Sweet Lou and 2019 Trez aren't walking through that door, but the Sixers have a better chance of replicating the mean streak within that Clippers team. Rivers has made it a point to talk up the importance of the vocal leaders in their locker room, mentioning Tobias Harris and Georges Niang as important tone-setters. They go about their business in different ways — Harris is a smooth, even-keeled leader who invests in the success of his peers and serves as a source of calm. By contrast, Niang is a rambunctious shit-talker, somebody who will chirp at an opponent for 48 minutes and push his teammates with a more playful, brotherly hostility.
And then, of course, there’s P.J. Tucker. Having a vet like Tucker play bad cop makes it easier for Rivers to strike a balanced tone, keeping an eye on the long haul and avoiding burnout.
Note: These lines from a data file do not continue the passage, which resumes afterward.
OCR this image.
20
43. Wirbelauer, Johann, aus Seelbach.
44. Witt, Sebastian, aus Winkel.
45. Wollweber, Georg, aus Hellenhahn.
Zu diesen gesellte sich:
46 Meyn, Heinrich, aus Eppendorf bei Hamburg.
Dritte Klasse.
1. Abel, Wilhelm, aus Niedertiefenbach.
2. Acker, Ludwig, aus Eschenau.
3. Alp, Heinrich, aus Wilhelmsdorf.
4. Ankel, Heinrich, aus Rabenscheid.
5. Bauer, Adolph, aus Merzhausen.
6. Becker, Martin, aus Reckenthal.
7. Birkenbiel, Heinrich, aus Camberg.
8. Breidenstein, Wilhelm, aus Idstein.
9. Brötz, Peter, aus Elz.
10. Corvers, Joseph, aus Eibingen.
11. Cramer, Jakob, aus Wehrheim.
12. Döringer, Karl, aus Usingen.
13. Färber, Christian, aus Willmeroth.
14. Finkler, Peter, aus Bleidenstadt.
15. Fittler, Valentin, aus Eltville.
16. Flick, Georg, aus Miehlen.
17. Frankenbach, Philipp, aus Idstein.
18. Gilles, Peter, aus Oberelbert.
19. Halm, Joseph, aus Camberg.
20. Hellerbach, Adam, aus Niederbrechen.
“He’s relentless defensively about focus and making mistakes. He does not let up. And I guarantee you it gets old to some of our players at times,” Rivers says. “But it’s consistent. And so they know it’s not going to stop. If they don’t mess up, they don’t hear PJ. If they mess up, they’re going to hear PJ.”
This is to say Rivers' idea of accountability is all about collective responsibility. It comes from Harris emphasizing and celebrating opportunities for bench players, it comes from Embiid setting a defensive tone, it comes from days off where Paul Reed is working with a coach to keep his lungs and legs ready to play 15 consecutive minutes in a real game. The coach's responsibilities go far beyond X's and O's.
"All coaches, we have to be great crisis managers," Rivers says.
So far, Rivers has handled this year's opening crisis about as well as could be expected. There's a long road left, on which we can pick apart rotations and postgame quotes and what they choose to run in those final five minutes. But Rivers has coached high-expectation teams in sports-crazed markets before, and he is going to continue doing things his way.